During 1871-1879, around 3,900 political prisoners from the Paris Commune were held on the Isle of Pines. After an amnesty in 1880, the communards were allowed to return to France but the island continued as a regular prison colony until 1912. Pigs now forage in the old prison yard and the narrow, cheerless brick cells—snuffling scavengers in the gloomy and forbidding atmosphere. Some of the most impressive ruins are opposite the bakery at Ouro. The water supply building can be reached via the track inland on the other side of the highway.
To get to the Deportees' Cemetery, continue one km north on the airport road and take the first turn on the right. The cemetery where some 260 deportees are buried is to the left, about 500 meters inland. To the right is a track right across the island.

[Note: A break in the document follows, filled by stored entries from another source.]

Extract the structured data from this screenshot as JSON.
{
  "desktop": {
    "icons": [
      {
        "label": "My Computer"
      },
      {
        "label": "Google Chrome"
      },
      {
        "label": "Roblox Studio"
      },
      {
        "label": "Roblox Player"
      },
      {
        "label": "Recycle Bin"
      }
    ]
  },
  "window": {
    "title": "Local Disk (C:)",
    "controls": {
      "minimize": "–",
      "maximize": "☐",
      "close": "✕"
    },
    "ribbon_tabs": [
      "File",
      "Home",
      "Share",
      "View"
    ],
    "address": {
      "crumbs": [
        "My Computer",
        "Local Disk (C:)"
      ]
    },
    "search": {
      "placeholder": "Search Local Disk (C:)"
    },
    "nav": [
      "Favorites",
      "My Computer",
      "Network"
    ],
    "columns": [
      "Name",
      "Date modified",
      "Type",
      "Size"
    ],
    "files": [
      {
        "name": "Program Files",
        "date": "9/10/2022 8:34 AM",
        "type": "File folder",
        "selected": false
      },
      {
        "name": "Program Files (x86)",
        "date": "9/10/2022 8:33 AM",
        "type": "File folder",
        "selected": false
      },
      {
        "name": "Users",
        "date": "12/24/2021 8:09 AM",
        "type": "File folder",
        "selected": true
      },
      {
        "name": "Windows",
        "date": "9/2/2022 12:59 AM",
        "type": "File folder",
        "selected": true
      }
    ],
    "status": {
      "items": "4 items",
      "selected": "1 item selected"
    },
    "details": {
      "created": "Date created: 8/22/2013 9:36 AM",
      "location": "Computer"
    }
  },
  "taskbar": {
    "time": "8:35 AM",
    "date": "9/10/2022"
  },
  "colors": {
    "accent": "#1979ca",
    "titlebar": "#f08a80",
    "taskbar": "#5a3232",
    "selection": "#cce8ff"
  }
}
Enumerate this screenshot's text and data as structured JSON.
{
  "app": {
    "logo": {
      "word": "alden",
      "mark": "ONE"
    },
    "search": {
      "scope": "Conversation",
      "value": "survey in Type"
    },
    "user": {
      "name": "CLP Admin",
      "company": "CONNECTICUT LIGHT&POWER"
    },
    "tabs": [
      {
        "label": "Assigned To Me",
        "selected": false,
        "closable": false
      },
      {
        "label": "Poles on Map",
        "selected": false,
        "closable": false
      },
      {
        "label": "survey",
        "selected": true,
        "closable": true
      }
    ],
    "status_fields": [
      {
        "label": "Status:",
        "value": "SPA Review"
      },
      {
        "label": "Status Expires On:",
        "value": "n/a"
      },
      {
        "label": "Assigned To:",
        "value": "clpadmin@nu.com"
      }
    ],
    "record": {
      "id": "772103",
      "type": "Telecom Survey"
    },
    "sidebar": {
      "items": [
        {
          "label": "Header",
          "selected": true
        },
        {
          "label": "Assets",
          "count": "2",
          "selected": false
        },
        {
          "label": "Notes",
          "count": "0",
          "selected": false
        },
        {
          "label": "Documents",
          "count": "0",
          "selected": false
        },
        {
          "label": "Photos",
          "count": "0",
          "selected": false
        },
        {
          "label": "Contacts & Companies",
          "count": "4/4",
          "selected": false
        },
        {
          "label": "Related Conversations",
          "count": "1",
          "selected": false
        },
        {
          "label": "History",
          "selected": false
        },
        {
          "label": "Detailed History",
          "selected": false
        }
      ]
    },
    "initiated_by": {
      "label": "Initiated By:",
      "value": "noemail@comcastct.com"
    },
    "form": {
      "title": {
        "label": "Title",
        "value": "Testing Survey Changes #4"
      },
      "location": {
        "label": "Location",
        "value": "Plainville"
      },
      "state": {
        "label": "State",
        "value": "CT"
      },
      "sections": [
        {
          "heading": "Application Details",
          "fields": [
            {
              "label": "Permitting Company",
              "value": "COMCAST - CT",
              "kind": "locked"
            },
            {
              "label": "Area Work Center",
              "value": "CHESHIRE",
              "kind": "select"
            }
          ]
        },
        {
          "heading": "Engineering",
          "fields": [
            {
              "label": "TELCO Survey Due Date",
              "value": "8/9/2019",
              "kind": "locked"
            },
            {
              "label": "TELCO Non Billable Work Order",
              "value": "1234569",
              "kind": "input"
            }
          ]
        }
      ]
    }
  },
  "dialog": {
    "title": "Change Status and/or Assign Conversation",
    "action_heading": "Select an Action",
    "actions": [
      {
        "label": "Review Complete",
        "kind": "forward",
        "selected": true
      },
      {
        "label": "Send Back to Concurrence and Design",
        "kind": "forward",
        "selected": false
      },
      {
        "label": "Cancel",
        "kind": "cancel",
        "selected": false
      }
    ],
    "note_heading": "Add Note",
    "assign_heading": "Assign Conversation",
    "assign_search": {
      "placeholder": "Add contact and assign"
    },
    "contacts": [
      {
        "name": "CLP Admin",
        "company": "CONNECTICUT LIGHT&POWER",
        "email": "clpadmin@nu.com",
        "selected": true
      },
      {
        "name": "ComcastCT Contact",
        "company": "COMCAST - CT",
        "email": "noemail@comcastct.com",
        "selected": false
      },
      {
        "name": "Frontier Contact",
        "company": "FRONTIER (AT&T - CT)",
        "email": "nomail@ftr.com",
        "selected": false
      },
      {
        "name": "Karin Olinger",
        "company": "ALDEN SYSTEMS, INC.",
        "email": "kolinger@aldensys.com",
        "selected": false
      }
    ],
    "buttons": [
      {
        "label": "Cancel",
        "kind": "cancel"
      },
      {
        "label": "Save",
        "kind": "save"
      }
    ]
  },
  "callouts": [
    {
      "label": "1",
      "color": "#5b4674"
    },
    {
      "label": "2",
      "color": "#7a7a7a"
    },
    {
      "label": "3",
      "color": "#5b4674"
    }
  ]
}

The administrative center and largest village on the island is Vao, five km east of Kanuméra. French Catholic missionaries arrived at Vao in 1848, and the present church dates from 1860. Climb up to the chapel above the church for the view. The chief's house (chefferie) at Vao is surrounded by a driftwood palisade.
Two km due east of the church is St. Joseph Beach, with as fine a collection of large dugout sailing canoes (pirogues) as you'll find anywhere in the Pacific. Oupi Bay is dotted with their sails and tiny mushroom-shaped islands.